The second thing to remember here is that by definition we have used an *invertible* link function to estimate this model so the previous statement is a lie and we actually can use the same method as before to make predictions about our response from the model coefficients. We just need to add an extra step so that we can invert our predictions about the expected value of Y with respect to X.
Confused? Yeah, it's a little confusing.
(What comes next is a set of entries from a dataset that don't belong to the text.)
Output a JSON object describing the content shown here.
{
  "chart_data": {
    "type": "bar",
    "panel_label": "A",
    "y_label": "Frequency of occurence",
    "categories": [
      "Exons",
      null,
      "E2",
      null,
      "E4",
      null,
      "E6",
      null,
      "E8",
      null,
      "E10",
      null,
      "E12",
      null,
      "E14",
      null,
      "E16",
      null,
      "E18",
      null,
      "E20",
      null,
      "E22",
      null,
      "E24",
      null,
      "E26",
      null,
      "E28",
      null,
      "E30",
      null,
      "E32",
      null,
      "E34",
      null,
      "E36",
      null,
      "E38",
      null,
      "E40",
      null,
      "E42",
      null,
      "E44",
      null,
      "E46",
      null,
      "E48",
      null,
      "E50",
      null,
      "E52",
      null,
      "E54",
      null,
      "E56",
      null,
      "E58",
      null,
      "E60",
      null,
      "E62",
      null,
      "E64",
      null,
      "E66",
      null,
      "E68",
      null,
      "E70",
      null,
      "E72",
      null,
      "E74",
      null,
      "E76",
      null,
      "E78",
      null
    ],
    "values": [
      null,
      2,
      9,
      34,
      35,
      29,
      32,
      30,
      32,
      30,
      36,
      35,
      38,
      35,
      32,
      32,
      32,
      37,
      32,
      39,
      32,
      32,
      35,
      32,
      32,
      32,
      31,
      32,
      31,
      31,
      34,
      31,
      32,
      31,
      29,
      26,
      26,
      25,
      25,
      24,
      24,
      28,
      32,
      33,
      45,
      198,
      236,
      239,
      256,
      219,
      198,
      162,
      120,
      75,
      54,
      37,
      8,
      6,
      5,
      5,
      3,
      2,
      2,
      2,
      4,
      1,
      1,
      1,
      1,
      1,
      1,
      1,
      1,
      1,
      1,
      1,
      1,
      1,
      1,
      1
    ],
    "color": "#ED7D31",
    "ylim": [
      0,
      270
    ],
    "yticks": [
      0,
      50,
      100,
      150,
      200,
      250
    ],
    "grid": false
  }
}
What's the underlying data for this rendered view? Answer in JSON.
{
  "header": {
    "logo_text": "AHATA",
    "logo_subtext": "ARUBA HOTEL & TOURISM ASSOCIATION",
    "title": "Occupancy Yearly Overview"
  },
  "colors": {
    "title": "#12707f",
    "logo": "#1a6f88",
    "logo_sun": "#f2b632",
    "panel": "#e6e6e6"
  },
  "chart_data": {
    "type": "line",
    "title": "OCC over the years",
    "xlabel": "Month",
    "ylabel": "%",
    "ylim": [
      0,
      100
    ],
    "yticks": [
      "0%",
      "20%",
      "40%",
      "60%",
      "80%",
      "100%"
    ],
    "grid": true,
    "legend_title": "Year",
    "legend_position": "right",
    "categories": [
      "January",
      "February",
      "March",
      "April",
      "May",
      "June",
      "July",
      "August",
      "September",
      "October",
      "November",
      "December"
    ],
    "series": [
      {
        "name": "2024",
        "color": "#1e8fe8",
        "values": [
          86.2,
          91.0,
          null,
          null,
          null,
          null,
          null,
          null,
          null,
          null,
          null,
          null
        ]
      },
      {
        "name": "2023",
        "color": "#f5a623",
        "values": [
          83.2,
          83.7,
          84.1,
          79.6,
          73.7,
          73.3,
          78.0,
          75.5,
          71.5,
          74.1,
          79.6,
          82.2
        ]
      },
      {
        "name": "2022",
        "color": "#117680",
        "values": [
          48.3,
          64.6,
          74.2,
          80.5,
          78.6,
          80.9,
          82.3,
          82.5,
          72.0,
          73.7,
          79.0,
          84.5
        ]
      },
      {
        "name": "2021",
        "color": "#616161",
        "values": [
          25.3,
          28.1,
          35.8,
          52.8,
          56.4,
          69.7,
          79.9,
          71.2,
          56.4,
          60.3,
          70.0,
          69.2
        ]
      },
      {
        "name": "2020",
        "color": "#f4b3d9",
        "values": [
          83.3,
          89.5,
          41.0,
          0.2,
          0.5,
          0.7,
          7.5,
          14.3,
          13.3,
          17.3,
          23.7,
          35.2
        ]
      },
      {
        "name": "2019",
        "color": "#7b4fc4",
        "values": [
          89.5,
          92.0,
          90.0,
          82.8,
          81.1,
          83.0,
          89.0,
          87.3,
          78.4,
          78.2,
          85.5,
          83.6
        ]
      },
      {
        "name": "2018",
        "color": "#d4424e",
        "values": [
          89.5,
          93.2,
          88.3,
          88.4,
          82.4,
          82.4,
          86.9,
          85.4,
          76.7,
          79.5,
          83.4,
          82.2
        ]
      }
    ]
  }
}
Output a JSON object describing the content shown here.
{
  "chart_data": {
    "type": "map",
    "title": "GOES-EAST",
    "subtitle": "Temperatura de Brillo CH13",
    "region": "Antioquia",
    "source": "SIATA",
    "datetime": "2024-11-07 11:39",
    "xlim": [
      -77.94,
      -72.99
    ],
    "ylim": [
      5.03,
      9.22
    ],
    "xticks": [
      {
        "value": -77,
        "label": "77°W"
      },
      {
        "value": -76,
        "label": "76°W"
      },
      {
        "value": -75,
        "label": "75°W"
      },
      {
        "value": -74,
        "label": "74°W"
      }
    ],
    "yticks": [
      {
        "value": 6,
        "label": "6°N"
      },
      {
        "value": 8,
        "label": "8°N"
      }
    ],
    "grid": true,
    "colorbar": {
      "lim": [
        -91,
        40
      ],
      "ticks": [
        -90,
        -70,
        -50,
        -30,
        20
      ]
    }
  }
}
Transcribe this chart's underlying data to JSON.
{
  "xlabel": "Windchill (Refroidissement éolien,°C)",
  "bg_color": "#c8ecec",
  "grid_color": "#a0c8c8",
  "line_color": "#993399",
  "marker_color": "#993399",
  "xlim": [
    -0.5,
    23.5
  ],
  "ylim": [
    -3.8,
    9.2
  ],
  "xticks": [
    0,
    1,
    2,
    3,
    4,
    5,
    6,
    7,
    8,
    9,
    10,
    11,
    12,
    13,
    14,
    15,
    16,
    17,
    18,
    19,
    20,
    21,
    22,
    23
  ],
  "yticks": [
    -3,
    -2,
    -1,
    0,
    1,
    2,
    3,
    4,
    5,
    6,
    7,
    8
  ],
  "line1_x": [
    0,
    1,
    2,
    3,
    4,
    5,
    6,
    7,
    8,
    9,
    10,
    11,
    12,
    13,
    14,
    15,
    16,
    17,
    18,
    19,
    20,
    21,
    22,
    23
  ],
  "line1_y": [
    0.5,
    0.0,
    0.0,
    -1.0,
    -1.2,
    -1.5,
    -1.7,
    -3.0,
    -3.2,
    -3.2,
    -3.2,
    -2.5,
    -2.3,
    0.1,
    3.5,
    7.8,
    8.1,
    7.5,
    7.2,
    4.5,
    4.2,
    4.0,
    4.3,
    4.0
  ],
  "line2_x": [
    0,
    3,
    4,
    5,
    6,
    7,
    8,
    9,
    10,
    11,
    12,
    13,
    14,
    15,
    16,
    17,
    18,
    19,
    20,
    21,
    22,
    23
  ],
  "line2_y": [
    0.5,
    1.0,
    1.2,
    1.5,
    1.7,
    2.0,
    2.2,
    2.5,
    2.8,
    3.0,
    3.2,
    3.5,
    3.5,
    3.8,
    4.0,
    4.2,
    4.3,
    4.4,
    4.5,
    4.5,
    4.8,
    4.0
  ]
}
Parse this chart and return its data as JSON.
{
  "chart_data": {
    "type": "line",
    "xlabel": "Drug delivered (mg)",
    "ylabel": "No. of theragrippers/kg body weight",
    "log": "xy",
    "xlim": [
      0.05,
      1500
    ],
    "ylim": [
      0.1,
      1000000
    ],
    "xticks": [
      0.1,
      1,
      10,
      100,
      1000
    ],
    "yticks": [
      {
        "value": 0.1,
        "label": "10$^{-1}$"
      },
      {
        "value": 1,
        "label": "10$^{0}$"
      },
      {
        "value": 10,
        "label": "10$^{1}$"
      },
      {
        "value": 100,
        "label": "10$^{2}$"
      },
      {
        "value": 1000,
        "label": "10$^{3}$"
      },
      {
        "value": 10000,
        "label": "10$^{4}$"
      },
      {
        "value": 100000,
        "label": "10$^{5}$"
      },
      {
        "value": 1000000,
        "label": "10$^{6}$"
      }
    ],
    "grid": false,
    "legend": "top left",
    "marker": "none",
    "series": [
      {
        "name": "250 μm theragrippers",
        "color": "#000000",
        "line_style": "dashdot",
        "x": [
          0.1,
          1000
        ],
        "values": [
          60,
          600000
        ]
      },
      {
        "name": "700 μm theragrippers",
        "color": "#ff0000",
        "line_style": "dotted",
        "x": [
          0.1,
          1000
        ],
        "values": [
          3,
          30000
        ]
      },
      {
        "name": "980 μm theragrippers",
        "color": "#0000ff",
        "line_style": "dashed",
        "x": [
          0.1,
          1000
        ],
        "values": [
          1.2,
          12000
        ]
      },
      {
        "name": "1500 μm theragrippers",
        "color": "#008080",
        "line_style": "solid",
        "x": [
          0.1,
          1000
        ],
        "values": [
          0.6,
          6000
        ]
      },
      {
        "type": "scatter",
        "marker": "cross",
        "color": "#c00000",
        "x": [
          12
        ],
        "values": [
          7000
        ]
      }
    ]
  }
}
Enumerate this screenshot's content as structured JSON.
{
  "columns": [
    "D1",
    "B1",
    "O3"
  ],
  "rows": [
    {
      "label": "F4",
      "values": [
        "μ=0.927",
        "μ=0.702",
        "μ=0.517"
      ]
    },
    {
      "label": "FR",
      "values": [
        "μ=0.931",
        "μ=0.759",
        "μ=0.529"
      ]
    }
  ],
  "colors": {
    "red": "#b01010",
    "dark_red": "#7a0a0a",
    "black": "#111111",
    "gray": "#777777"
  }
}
As always an example always goes a long way...
We can make predictions from our best model pretty much the same way we did in [Chapter 12.4.4](https://danstich.github.io/worst-r/12-4-logistic.html#making-predictions).
```{r}
# Make predictions from the best model
logit_preds <- data.frame( predict(best_mod, type = "link", se.fit = TRUE) )
# Calculate confidence intervals as 1.96 * standard error
logit_preds$lwr <- logit_preds$fit + 1.96 * logit_preds$se.fit
logit_preds$upr <- logit_preds$fit - 1.96 * logit_preds$se.fit
# Invert the link function
real_preds <- apply(logit_preds, 2, invlogit)
# Combine the predictions with the original data
choice_preds <- data.frame(choice, real_preds)
```
Go ahead and have a look at the `logit_preds` and `real_preds` objects to make sure you understand what we just did.
Now, we can finish by plotting our predictions:
```{r}
ggplot(choice_preds, aes(x = flow, y = fit, fill = year)) +
geom_ribbon(aes(ymin = lwr, ymax = upr, fill = year), alpha = 0.25) +
geom_line(aes(color = year)) +
xlab(expression(paste("Flow ( ", m^3, "\u00b7", s^-1, ")"))) +
theme_bw() +
theme(panel.grid = element_blank())
```
<br>
You can see that, in general, there is a relatively low probability of an individual fish using the Stillwater Branch, but we see increasing probability of using that route with increasing `flow` across years.
## Next steps {#next17}
Here we have demonstrated similarities between the GLM and the models with which we have worked previously. You should realize now that the linear models we've been using are really just a special kind of GLM that uses a "normal" or "Gaussian" error distribution. If we think about what kind of data we actually have, this can open up lots of other "non-normal" options without scaring the life out of us! Hopefully, logistic regression is now a useful tool in your statistical hardware box. Finally, you should also appreciate that we have multiple methods (OLS, MLE, Bayesian) for estimating these models and they all work in similar ways with slightly different approaches. Next, we'll look at how to keep extending this GLM framework for analysis of **count** data in [Chapter 18](#Chapter18).